The comparison shows that the linear city is not suitable on its own, but when linking core cities (like the fingers in a combination of stars, for instance) it may have its justification provided its length is limited. The star city is viable if the length of its fingers is kept reasonably short; up to a population of about 500,000 and with a finger depth of 2,400 m the star performs nearly as well as the satellite city. The cities differ with regard to maximum distance between edges of built-up areas and centre, which is understandably larger in the star and satellite city because of the decentralisation or fragmentation of urban fabric.
They also differ with regard to the maximum distance between any point of the built-up area and the edge of the open land, which is much shorter in the star and satellite city in comparison to the core city.

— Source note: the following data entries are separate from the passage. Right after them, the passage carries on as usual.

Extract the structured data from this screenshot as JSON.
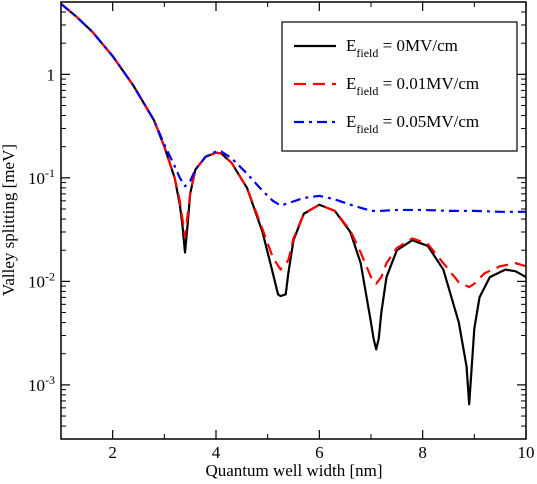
{
  "chart_data": {
    "type": "line",
    "xlabel": "Quantum well width [nm]",
    "ylabel": "Valley splitting [meV]",
    "xlim": [
      1,
      10
    ],
    "ylim": [
      0.0003,
      5
    ],
    "yscale": "log",
    "grid": false,
    "legend_position": "top-right",
    "x_ticks": [
      {
        "value": 2,
        "label": "2"
      },
      {
        "value": 4,
        "label": "4"
      },
      {
        "value": 6,
        "label": "6"
      },
      {
        "value": 8,
        "label": "8"
      },
      {
        "value": 10,
        "label": "10"
      }
    ],
    "y_ticks": [
      {
        "value": 1,
        "base": "1",
        "exp": ""
      },
      {
        "value": 0.1,
        "base": "10",
        "exp": "-1"
      },
      {
        "value": 0.01,
        "base": "10",
        "exp": "-2"
      },
      {
        "value": 0.001,
        "base": "10",
        "exp": "-3"
      }
    ],
    "series": [
      {
        "legend_main": "E",
        "legend_sub": "field",
        "legend_rest": " = 0MV/cm",
        "color": "#000000",
        "dash": "",
        "x": [
          1.0,
          1.3,
          1.6,
          2.0,
          2.4,
          2.8,
          3.0,
          3.2,
          3.3,
          3.35,
          3.4,
          3.45,
          3.5,
          3.6,
          3.8,
          4.0,
          4.1,
          4.3,
          4.6,
          4.9,
          5.1,
          5.2,
          5.25,
          5.35,
          5.4,
          5.5,
          5.7,
          6.0,
          6.3,
          6.6,
          6.8,
          7.0,
          7.05,
          7.1,
          7.15,
          7.2,
          7.3,
          7.5,
          7.8,
          8.1,
          8.4,
          8.7,
          8.85,
          8.9,
          8.95,
          9.0,
          9.1,
          9.3,
          9.6,
          9.8,
          10.0
        ],
        "y": [
          4.8,
          3.6,
          2.6,
          1.5,
          0.78,
          0.36,
          0.2,
          0.1,
          0.055,
          0.035,
          0.019,
          0.035,
          0.07,
          0.12,
          0.16,
          0.175,
          0.172,
          0.14,
          0.08,
          0.03,
          0.012,
          0.0075,
          0.0072,
          0.0075,
          0.012,
          0.025,
          0.045,
          0.055,
          0.048,
          0.03,
          0.015,
          0.004,
          0.0028,
          0.0022,
          0.0028,
          0.005,
          0.011,
          0.02,
          0.025,
          0.022,
          0.013,
          0.004,
          0.0015,
          0.00065,
          0.0015,
          0.0035,
          0.007,
          0.011,
          0.013,
          0.0125,
          0.011
        ]
      },
      {
        "legend_main": "E",
        "legend_sub": "field",
        "legend_rest": " = 0.01MV/cm",
        "color": "#ff0000",
        "dash": "12,7",
        "x": [
          1.0,
          1.3,
          1.6,
          2.0,
          2.4,
          2.8,
          3.0,
          3.2,
          3.3,
          3.4,
          3.5,
          3.6,
          3.8,
          4.0,
          4.1,
          4.3,
          4.6,
          4.9,
          5.1,
          5.25,
          5.4,
          5.5,
          5.7,
          6.0,
          6.3,
          6.6,
          6.8,
          7.0,
          7.1,
          7.2,
          7.3,
          7.5,
          7.8,
          8.1,
          8.4,
          8.7,
          8.9,
          9.0,
          9.2,
          9.5,
          9.8,
          10.0
        ],
        "y": [
          4.8,
          3.6,
          2.6,
          1.5,
          0.78,
          0.36,
          0.2,
          0.1,
          0.06,
          0.027,
          0.07,
          0.12,
          0.16,
          0.175,
          0.172,
          0.14,
          0.08,
          0.032,
          0.017,
          0.013,
          0.016,
          0.026,
          0.045,
          0.055,
          0.048,
          0.031,
          0.019,
          0.011,
          0.0095,
          0.011,
          0.015,
          0.021,
          0.026,
          0.023,
          0.015,
          0.0098,
          0.0088,
          0.0095,
          0.012,
          0.014,
          0.015,
          0.014
        ]
      },
      {
        "legend_main": "E",
        "legend_sub": "field",
        "legend_rest": " = 0.05MV/cm",
        "color": "#0000ff",
        "dash": "10,5,3,5",
        "x": [
          1.0,
          1.3,
          1.6,
          2.0,
          2.4,
          2.8,
          3.0,
          3.2,
          3.3,
          3.4,
          3.5,
          3.6,
          3.8,
          4.0,
          4.1,
          4.3,
          4.6,
          4.9,
          5.1,
          5.25,
          5.4,
          5.7,
          6.0,
          6.3,
          6.6,
          7.0,
          7.2,
          7.5,
          8.0,
          8.5,
          9.0,
          9.5,
          10.0
        ],
        "y": [
          4.8,
          3.6,
          2.6,
          1.5,
          0.78,
          0.36,
          0.21,
          0.13,
          0.1,
          0.083,
          0.093,
          0.12,
          0.16,
          0.18,
          0.18,
          0.155,
          0.11,
          0.075,
          0.06,
          0.054,
          0.057,
          0.064,
          0.067,
          0.062,
          0.055,
          0.048,
          0.048,
          0.049,
          0.049,
          0.048,
          0.048,
          0.047,
          0.047
        ]
      }
    ]
  }
}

The core city has shorter distances within the built-up area because it is compact, but has larger distances to open land because the open land is at the edge of development, not in between.
Regarding the compactness or fragmentation of the urban fabric in the core, star and satellite city, it becomes clear that it does not necessarily affect the amount of land required for the entire city as long as a stable percentage of open land is included in the city area. If this is the case, as was assumed in the comparison of city models, then the nature of the compact city debate changes considerably:
• With an identical percentage of open land included, the total area of the city models is identical or at least very similar; so is the percentage relationship between built-up and open areas. As a result of this and of identical average densities, the gross population density is therefore the same in all models.
• The decisive difference between the city models is then no longer the overall density of population but the degree of fragmentation or concentration of the built-up area and, as a consequence of that, better or worse access to, and more or less fragmentation of, the open land and a higher or lower degree of decentralisation of services and facilities.
If the conditions of the inclusion of the same amount of open land in the city area and the same average population density are fulfilled, the evaluation of city models can focus on performance values other than population densities, such as access to open land and degree of fragmentation of the open land. The question of the degree of compactness or fragmentation of the urban fabric too can be seen from another angle: the degree to which it facilitates mobility without congestion. And with these issues in mind, neither the core city with complete concentration of the urban fabric nor the galaxy of settlements with complete decentralisation of the urban fabric into something like neighbourhoods can any longer be considered as a preferred option. If these two city models are judged to perform worse than the other models—the compact city because of the
likelihood of congestion, lack of privacy and personal outdoor space and large distances to the open country, the galaxy of settlements because of the lack of core areas with services and facilities of a higher order than those of the neighbourhood and with increased distances between built-up areas—the remaining models all exemplify a moderate degree of decentralised concentration which provides similar functional, social and environmental qualities almost regardless of the overall size of population.